Overall, findings from the study suggest that researchers do need to keep sequence depth over a specific gene or set of sequences in mind when looking for disease-associated variants or other SNVs of interest.
Even so, those involved in the new analysis noted that the depth of coverage needed might not be extreme, as long as researchers are aware of the places in the sequence that are prone to missed variants.

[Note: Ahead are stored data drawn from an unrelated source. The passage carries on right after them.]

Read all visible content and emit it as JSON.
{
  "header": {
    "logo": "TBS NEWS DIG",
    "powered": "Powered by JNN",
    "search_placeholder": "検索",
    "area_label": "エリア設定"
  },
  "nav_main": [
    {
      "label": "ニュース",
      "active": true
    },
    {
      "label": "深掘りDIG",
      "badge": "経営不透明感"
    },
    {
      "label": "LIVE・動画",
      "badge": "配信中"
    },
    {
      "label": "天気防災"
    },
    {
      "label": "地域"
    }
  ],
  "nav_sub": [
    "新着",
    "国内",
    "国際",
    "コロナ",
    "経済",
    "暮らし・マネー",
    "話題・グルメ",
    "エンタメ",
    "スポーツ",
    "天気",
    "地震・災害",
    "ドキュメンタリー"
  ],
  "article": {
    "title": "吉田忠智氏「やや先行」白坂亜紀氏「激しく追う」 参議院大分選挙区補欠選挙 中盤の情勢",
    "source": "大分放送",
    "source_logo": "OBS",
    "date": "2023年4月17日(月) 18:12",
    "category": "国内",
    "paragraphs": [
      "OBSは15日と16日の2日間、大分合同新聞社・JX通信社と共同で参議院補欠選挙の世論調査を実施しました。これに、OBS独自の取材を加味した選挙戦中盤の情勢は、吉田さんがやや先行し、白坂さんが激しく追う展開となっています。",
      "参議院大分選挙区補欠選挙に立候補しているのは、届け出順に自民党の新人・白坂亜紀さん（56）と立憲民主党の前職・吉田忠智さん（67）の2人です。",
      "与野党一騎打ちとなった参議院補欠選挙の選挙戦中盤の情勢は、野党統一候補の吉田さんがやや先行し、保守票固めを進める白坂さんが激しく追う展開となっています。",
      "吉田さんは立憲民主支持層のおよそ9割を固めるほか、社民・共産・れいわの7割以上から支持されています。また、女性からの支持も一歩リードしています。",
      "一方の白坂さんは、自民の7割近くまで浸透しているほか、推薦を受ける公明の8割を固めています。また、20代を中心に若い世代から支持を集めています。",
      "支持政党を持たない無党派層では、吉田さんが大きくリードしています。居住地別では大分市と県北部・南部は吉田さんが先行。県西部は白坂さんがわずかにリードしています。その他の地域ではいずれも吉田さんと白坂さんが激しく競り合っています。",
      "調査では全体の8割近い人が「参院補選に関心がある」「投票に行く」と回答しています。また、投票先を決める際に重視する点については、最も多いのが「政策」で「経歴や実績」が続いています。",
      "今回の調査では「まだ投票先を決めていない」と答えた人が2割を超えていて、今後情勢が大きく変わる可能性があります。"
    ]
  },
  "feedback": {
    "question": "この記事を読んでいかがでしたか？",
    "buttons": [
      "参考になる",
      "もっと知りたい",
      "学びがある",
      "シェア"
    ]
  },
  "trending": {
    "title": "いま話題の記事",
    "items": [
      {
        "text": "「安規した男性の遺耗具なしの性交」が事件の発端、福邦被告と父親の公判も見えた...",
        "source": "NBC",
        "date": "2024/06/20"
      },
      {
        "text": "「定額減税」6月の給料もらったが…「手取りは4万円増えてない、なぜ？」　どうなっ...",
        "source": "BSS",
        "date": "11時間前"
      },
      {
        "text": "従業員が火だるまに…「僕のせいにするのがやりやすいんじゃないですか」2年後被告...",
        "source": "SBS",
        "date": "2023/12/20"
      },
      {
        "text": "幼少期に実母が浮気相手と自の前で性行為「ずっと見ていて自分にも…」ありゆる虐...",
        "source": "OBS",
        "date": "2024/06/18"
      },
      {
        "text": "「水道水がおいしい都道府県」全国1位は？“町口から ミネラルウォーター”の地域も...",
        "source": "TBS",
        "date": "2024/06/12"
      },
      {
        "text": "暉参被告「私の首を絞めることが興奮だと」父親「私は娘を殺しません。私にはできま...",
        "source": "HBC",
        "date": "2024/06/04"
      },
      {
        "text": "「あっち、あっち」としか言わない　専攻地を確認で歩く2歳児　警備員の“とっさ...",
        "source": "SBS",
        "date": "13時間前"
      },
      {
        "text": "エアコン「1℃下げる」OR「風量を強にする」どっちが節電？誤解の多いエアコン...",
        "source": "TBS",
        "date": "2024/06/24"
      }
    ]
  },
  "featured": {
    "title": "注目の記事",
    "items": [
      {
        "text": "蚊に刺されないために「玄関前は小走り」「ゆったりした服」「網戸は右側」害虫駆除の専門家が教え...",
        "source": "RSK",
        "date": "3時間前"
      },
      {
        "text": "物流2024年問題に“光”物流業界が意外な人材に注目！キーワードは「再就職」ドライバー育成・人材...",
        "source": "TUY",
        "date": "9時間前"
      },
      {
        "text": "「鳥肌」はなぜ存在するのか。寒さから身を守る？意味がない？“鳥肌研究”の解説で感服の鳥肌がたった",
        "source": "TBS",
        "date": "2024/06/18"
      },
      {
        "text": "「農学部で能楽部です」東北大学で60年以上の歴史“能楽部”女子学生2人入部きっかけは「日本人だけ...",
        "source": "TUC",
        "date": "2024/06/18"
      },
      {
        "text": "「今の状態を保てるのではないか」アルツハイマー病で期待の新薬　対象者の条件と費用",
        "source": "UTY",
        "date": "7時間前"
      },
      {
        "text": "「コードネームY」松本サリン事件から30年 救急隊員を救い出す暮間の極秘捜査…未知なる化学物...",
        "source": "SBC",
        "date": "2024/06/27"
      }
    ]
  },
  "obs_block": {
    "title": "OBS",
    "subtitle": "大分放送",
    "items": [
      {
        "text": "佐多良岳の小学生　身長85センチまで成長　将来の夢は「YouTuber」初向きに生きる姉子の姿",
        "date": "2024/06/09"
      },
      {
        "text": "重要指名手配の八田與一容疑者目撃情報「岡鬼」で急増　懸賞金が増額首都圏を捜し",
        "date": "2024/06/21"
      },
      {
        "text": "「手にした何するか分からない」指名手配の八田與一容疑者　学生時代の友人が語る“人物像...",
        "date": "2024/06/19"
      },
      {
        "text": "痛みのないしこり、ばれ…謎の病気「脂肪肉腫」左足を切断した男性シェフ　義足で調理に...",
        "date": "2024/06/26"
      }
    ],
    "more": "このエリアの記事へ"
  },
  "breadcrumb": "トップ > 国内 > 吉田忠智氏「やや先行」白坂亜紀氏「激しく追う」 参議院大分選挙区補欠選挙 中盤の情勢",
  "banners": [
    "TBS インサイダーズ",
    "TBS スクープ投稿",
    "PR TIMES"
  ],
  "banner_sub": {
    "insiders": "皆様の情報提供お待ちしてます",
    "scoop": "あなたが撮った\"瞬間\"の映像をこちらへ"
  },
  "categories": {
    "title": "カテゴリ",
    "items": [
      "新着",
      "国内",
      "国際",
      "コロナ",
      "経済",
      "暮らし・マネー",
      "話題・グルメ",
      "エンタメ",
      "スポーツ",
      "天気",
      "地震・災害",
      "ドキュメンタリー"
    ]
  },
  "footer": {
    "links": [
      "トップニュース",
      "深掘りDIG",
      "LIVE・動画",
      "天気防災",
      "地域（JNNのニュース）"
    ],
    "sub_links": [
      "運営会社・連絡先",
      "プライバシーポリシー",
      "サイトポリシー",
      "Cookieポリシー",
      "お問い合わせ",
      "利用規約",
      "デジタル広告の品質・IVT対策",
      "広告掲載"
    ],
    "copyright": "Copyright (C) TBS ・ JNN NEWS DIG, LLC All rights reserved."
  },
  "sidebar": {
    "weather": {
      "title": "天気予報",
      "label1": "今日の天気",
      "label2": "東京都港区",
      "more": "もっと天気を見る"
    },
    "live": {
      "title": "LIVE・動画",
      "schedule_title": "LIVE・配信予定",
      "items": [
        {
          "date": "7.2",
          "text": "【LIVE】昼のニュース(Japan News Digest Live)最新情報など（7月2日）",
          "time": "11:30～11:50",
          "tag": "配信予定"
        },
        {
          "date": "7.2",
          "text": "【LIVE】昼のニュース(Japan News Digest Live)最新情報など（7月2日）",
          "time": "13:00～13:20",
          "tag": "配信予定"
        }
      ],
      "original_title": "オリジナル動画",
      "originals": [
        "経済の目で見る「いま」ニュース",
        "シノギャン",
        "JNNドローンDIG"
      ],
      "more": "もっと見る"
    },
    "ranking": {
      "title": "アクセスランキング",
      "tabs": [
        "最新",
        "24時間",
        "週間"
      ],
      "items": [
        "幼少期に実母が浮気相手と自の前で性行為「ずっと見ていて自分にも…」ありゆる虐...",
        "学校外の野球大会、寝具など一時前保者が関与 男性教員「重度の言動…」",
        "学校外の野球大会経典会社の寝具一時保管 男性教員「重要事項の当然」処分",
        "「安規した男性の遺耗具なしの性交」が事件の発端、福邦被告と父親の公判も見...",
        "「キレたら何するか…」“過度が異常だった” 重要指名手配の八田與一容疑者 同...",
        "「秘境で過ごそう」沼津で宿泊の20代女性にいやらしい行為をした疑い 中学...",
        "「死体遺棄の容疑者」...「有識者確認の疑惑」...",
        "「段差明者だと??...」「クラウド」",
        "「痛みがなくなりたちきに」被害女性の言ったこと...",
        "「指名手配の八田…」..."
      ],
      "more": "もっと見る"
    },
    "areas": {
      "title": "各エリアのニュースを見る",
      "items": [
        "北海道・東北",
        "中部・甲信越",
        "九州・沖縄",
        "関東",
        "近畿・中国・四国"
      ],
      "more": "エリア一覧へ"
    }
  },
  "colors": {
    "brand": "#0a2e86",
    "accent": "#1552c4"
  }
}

"We are not advocating the use of an excessively deep threshold to call polymorphisms," Taylor and his co-authors noted. "[I]t makes sense to maximally use the available sequence information in an attempt to call variants even in regions of low sequence coverage."
"However," they added, "it is important to quantify how likely a polymorphism is to remain undetected."
For instance, they are currently advising researchers at their own institute to aim for around 60-fold on target coverage, on average for clinical or other exome sequencing studies, Taylor said. At that depth "you're generally doing pretty well," he said, though he cautioned that the precise depth of sequence needed is liable to vary depending on the nature of the study and portions of the genome considered.
To help others get a better sense of SNV detection sensitivity in their own sequences of interest, the team has developed software for determining SNV detection sensitivity across selected stretches of sequence — from a whole genome or exome down to the individual nucleotide level.
"You can arbitrarily define whatever your focal interest is and say, 'What's my sensitivity here?'" Taylor said.
The software, which he and his co-authors are making available to other researchers online, can be used for analyzing newly sequenced exomes or applied retrospectively to existing sequence data.
"You would apply the software, essentially to the end of your variant calling analysis," Taylor said. "So it's a retrospective analysis of what you've actually got and where you have got power and where you haven't got power."
For their part, Taylor and his colleagues are gearing up to do the same type of SNV detection analysis on whole-genome sequences to see whether there are portions of the genome where SNVs are more difficult to detect and, if so, where those regions are.
"Obviously exome sequencing has been quite widely used," Taylor said. "But more and more people are going down the whole-genome road, where you haven't got biases introduced by capture platforms but you have got more variation in nucleotide composition of the genome, for example."
"We're wondering how these things are affecting the same sort of properties," he said, noting that it remains to be seen, for instance, whether per-nucleotide depths have as much influence on SNV detection sensitivity in the absence of an exome capture step.